Conventional understanding of our emotional experiences dictate that our emotions come up inside of us and happen to us privately, by a series of physio-biological mechanisms. Therefor, the best we can hope for is to individually change our biochemistry (medications) and learn how to respond to them effectively.
But what if we have that all wrong? And what if this is not just an interesting conceptual argument, but key to helping us humans find relief from debilitating depression and anxiety we suffer from, as well as finding rich, intimate and new ways to live with and relate to others?
The group therapy I practice, Social Therapy, sees our emotions and our lives as social. The meaning we place with life experiences like “I am depressed” is s a social construction, specific to our culture. That does not mean we are making it up, our emotional experiences and activities are very real, with real effects (look at the latest suicide rates). It means our method to helping is radically different: it’s social, relational, activity-focused, not private, biological, or static.
We can create together, through new interactions with one another, new ways of experiencing our emotions and new ways of responding to them.

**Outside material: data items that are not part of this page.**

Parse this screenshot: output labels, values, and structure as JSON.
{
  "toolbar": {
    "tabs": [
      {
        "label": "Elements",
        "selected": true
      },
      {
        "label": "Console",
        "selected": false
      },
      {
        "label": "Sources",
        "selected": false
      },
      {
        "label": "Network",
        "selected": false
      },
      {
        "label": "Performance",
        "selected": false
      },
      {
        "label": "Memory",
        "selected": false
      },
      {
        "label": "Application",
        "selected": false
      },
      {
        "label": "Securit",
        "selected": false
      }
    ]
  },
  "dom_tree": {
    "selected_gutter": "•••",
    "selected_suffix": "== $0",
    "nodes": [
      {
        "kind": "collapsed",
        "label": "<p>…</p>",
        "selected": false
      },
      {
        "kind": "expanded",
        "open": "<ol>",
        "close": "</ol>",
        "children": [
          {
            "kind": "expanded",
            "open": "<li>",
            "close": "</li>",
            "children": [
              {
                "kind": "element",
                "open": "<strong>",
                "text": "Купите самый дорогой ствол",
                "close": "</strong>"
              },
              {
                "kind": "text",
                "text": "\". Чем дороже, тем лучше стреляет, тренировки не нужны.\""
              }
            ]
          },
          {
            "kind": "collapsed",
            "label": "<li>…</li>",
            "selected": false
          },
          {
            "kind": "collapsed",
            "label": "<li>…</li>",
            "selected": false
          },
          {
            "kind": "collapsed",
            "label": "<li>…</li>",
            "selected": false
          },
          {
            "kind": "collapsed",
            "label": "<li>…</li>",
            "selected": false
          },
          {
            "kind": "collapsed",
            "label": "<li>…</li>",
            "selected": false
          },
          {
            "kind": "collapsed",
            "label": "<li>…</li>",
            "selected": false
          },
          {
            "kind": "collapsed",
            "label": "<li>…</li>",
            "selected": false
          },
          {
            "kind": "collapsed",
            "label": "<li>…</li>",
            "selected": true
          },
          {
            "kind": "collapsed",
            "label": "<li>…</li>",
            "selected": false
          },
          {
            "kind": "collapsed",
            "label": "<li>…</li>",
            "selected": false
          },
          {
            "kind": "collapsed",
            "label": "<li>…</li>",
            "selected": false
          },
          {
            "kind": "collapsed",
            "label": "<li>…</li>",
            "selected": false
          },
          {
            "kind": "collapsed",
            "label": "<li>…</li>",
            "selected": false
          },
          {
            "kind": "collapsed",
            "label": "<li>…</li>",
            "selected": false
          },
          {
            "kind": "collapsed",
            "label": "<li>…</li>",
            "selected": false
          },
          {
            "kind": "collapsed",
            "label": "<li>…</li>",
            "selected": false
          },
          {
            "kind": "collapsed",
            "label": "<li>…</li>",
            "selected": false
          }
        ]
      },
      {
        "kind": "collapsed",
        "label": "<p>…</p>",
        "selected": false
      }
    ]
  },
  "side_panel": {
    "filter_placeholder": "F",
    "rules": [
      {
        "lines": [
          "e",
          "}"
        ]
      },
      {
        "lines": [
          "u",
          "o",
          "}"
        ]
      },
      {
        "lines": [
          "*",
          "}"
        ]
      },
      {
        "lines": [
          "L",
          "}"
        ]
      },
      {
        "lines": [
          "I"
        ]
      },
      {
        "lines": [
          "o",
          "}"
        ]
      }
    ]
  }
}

I have a group client who identifies as having anger management and rage issues, which means she sees life through that lens and is seen by others as the anger person. We have been working in group to relate to her in new ways: Who is she other than the anger person? What other emotional experiences can we create together via our intentional interactions? Recently I challenged her in a way that was, looking back at it, insensitive. She, in response, became angry with me and started to do her anger person role, which involves being mean, rejecting, blaming. The group worked to respond with love and radical acceptance. I found what she shared helpful, and thought we could build with it. Throughout the conversation, the group and I refused to relate to this client as the anger management problem, and in the process she stopped being so angry. This is purely social. It’s our way out of the limiting trap that our emotions are private and personal.